The South Korea-US alliance’s spirit is often expressed as “Go together,” and additionally, I want to emphasize “division of roles.” Realistically, the improvement of inter-Korean relations and the US-North Korea relationship cannot move forward simultaneously without any errors. I think the North Korean nuclear issue should be managed through proper role allocation, which would create synergy between South Korea and the US. I believe that South Korea-US cooperation should be driven from the independent standpoint that South Korea decides its own destiny.
On the other hand, the United States, along with the Soviet Union, cannot be free from responsibility for the division of the Korean Peninsula. The US was one of the significant stakeholders of the Cold War, and it has a historical responsibility to solve the last remnant of the Cold War era: the division between the two Koreas. As with Vietnam, which fought a war against the US from 1965 to 1975 and turned into a pro-US ally through the establishment of diplomatic relations in 1995, it is time to pursue a drastic change of thought, action and strategy to resolve the North Korean nuclear issue and turn North Korea into a pro-US ally.
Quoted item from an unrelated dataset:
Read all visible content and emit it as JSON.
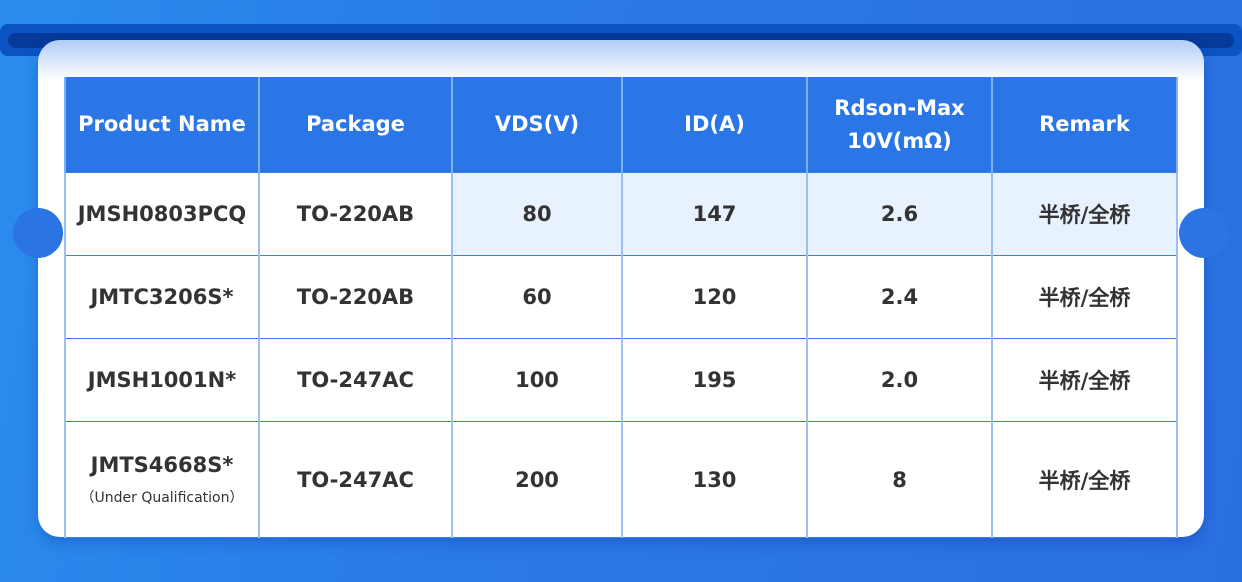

In light of that, I want to quote a paragraph from Biden’s memoir, in which he emphasized the cautious attitude of the US. This superpower can devastate any country in the world by launching its nuclear missiles.
I’ll never forget the end of the closing statement of Anthony Cordesman, an expert on military strategy and the Middle East: ‘To be careless about this war, to me, would be a disaster. I am reminded of a quote about 2,000 years old by (Bion of Smyrna): ’Small boys throw stones at frogs in jest, but the frogs do not die in jest; the frogs die in earnest.’ This is not a game, and it is not something to be decided from an armchair.’
By Song Young-gil
The writer is the chairman of the Foreign Affairs and Unification Committee at the National Assembly. The views reflected in the article are his own. -- Ed.